Posté par David, 26 septembre 2008 à 14:53

je craque sérieux

J'ai fait 23 ans de remplacements courts en tant que TR brigade et cela par choix personnel, j'aimais bien faire la route sur tout le département. Mais ça bossait dur même si je restais deux jours dans une classe.
Il y a trois ans, sérieuse crise d'angoisse en partant au boulot. Arrêts maladie successifs et dépression pendant six mois. Reprise à mi-temps mais même malaise depuis. Lexomil tous les matins,problème de sommeil, d'appétit,et angoisse continuelle. En charge d'un ce2 tous les matins, la tache me parait insurmontable et a 48 ans je n'ai aucun gout à apprendre ce qui est un nouveau métier pour moi. je n'ai qu'une envie démissionner. Que faire?

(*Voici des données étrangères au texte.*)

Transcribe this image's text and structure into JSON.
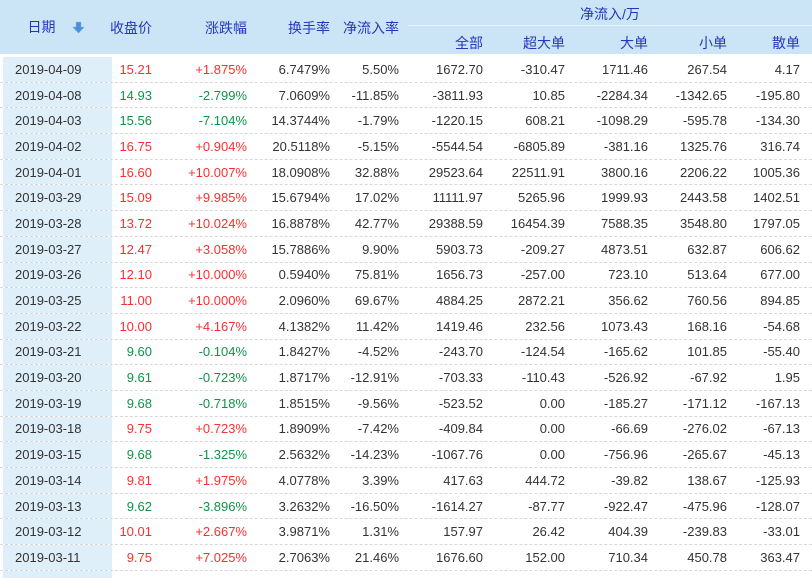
{
  "header": {
    "date_label": "日期",
    "sort_icon": "arrow-down-sort-descending",
    "close_label": "收盘价",
    "change_label": "涨跌幅",
    "turnover_label": "换手率",
    "inflow_rate_label": "净流入率",
    "inflow_group_label": "净流入/万",
    "sub_all": "全部",
    "sub_xlarge": "超大单",
    "sub_large": "大单",
    "sub_small": "小单",
    "sub_retail": "散单"
  },
  "colors": {
    "up": "#fb2f2f",
    "down": "#0f9447",
    "header_bg": "#cbe5f7",
    "header_text": "#2637bb",
    "date_col_bg": "#dfeffa",
    "row_divider": "#d8d8d8",
    "sort_arrow": "#4a90d9",
    "body_text": "#333333"
  },
  "rows": [
    {
      "date": "2019-04-09",
      "close": "15.21",
      "change": "+1.875%",
      "turnover": "6.7479%",
      "inflow_rate": "5.50%",
      "all": "1672.70",
      "xlarge": "-310.47",
      "large": "1711.46",
      "small": "267.54",
      "retail": "4.17",
      "trend": "up"
    },
    {
      "date": "2019-04-08",
      "close": "14.93",
      "change": "-2.799%",
      "turnover": "7.0609%",
      "inflow_rate": "-11.85%",
      "all": "-3811.93",
      "xlarge": "10.85",
      "large": "-2284.34",
      "small": "-1342.65",
      "retail": "-195.80",
      "trend": "down"
    },
    {
      "date": "2019-04-03",
      "close": "15.56",
      "change": "-7.104%",
      "turnover": "14.3744%",
      "inflow_rate": "-1.79%",
      "all": "-1220.15",
      "xlarge": "608.21",
      "large": "-1098.29",
      "small": "-595.78",
      "retail": "-134.30",
      "trend": "down"
    },
    {
      "date": "2019-04-02",
      "close": "16.75",
      "change": "+0.904%",
      "turnover": "20.5118%",
      "inflow_rate": "-5.15%",
      "all": "-5544.54",
      "xlarge": "-6805.89",
      "large": "-381.16",
      "small": "1325.76",
      "retail": "316.74",
      "trend": "up"
    },
    {
      "date": "2019-04-01",
      "close": "16.60",
      "change": "+10.007%",
      "turnover": "18.0908%",
      "inflow_rate": "32.88%",
      "all": "29523.64",
      "xlarge": "22511.91",
      "large": "3800.16",
      "small": "2206.22",
      "retail": "1005.36",
      "trend": "up"
    },
    {
      "date": "2019-03-29",
      "close": "15.09",
      "change": "+9.985%",
      "turnover": "15.6794%",
      "inflow_rate": "17.02%",
      "all": "11111.97",
      "xlarge": "5265.96",
      "large": "1999.93",
      "small": "2443.58",
      "retail": "1402.51",
      "trend": "up"
    },
    {
      "date": "2019-03-28",
      "close": "13.72",
      "change": "+10.024%",
      "turnover": "16.8878%",
      "inflow_rate": "42.77%",
      "all": "29388.59",
      "xlarge": "16454.39",
      "large": "7588.35",
      "small": "3548.80",
      "retail": "1797.05",
      "trend": "up"
    },
    {
      "date": "2019-03-27",
      "close": "12.47",
      "change": "+3.058%",
      "turnover": "15.7886%",
      "inflow_rate": "9.90%",
      "all": "5903.73",
      "xlarge": "-209.27",
      "large": "4873.51",
      "small": "632.87",
      "retail": "606.62",
      "trend": "up"
    },
    {
      "date": "2019-03-26",
      "close": "12.10",
      "change": "+10.000%",
      "turnover": "0.5940%",
      "inflow_rate": "75.81%",
      "all": "1656.73",
      "xlarge": "-257.00",
      "large": "723.10",
      "small": "513.64",
      "retail": "677.00",
      "trend": "up"
    },
    {
      "date": "2019-03-25",
      "close": "11.00",
      "change": "+10.000%",
      "turnover": "2.0960%",
      "inflow_rate": "69.67%",
      "all": "4884.25",
      "xlarge": "2872.21",
      "large": "356.62",
      "small": "760.56",
      "retail": "894.85",
      "trend": "up"
    },
    {
      "date": "2019-03-22",
      "close": "10.00",
      "change": "+4.167%",
      "turnover": "4.1382%",
      "inflow_rate": "11.42%",
      "all": "1419.46",
      "xlarge": "232.56",
      "large": "1073.43",
      "small": "168.16",
      "retail": "-54.68",
      "trend": "up"
    },
    {
      "date": "2019-03-21",
      "close": "9.60",
      "change": "-0.104%",
      "turnover": "1.8427%",
      "inflow_rate": "-4.52%",
      "all": "-243.70",
      "xlarge": "-124.54",
      "large": "-165.62",
      "small": "101.85",
      "retail": "-55.40",
      "trend": "down"
    },
    {
      "date": "2019-03-20",
      "close": "9.61",
      "change": "-0.723%",
      "turnover": "1.8717%",
      "inflow_rate": "-12.91%",
      "all": "-703.33",
      "xlarge": "-110.43",
      "large": "-526.92",
      "small": "-67.92",
      "retail": "1.95",
      "trend": "down"
    },
    {
      "date": "2019-03-19",
      "close": "9.68",
      "change": "-0.718%",
      "turnover": "1.8515%",
      "inflow_rate": "-9.56%",
      "all": "-523.52",
      "xlarge": "0.00",
      "large": "-185.27",
      "small": "-171.12",
      "retail": "-167.13",
      "trend": "down"
    },
    {
      "date": "2019-03-18",
      "close": "9.75",
      "change": "+0.723%",
      "turnover": "1.8909%",
      "inflow_rate": "-7.42%",
      "all": "-409.84",
      "xlarge": "0.00",
      "large": "-66.69",
      "small": "-276.02",
      "retail": "-67.13",
      "trend": "up"
    },
    {
      "date": "2019-03-15",
      "close": "9.68",
      "change": "-1.325%",
      "turnover": "2.5632%",
      "inflow_rate": "-14.23%",
      "all": "-1067.76",
      "xlarge": "0.00",
      "large": "-756.96",
      "small": "-265.67",
      "retail": "-45.13",
      "trend": "down"
    },
    {
      "date": "2019-03-14",
      "close": "9.81",
      "change": "+1.975%",
      "turnover": "4.0778%",
      "inflow_rate": "3.39%",
      "all": "417.63",
      "xlarge": "444.72",
      "large": "-39.82",
      "small": "138.67",
      "retail": "-125.93",
      "trend": "up"
    },
    {
      "date": "2019-03-13",
      "close": "9.62",
      "change": "-3.896%",
      "turnover": "3.2632%",
      "inflow_rate": "-16.50%",
      "all": "-1614.27",
      "xlarge": "-87.77",
      "large": "-922.47",
      "small": "-475.96",
      "retail": "-128.07",
      "trend": "down"
    },
    {
      "date": "2019-03-12",
      "close": "10.01",
      "change": "+2.667%",
      "turnover": "3.9871%",
      "inflow_rate": "1.31%",
      "all": "157.97",
      "xlarge": "26.42",
      "large": "404.39",
      "small": "-239.83",
      "retail": "-33.01",
      "trend": "up"
    },
    {
      "date": "2019-03-11",
      "close": "9.75",
      "change": "+7.025%",
      "turnover": "2.7063%",
      "inflow_rate": "21.46%",
      "all": "1676.60",
      "xlarge": "152.00",
      "large": "710.34",
      "small": "450.78",
      "retail": "363.47",
      "trend": "up"
    }
  ]
}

Posté par Patrick, 01 octobre 2008 à 17:50

A Patrick

La clé est peut être dans la "dispo". Prise pour 3 ans (on peut en demander une extension une seconde fois soit 6 ans au total). Ce n'est pas une démission, on peut donc reprendre son poste (au cas où).

La société nous formate à la "réussite" et c'est encore pire à l'éducation nationale où, parce que vous en avez (légitiment) marre, on vous fait passer pour un "looser". Mais en fait, c'est peut être d'en avoir assez qui est normal.
Alors on est retenu par la société de consommation, on a légitimement peur... Mais il y a une vie ! Et cette vie ne doit pas être sacrifiée sur l'autel de l'éducation. Osons en partir. Il y a des dispositions qui permettent de le faire, elles ne sont pas toujours lisibles sinon il ne resterait pas grand monde dans les classes (enfin, en tant que profs). La dispo, puis, si trop marre, la démission.

Bon courage !
David

Posté par David, 03 octobre 2008 à 14:51

Une petite visite au Rectorat, cellule "DRH"...
- "Un bilan de compétence : nous n'avons pas de budget... Si on nous attaque en justice, on est sûr de perdre"...
- "Ici c'est un véritable défilé de gens qui vont vraiment très mal ; on n'a pas vraiment de solutions".
- "Ouvrez votre entreprise, reprenez des études, tout ce que nous pouvions proposer est pris dès septembre"
- "Je ne devrais pas vous dire ça, mais mettez vous en arrêt maladie".
-"De toutes façons, votre dossier n'indique aucun arrêt, alors...".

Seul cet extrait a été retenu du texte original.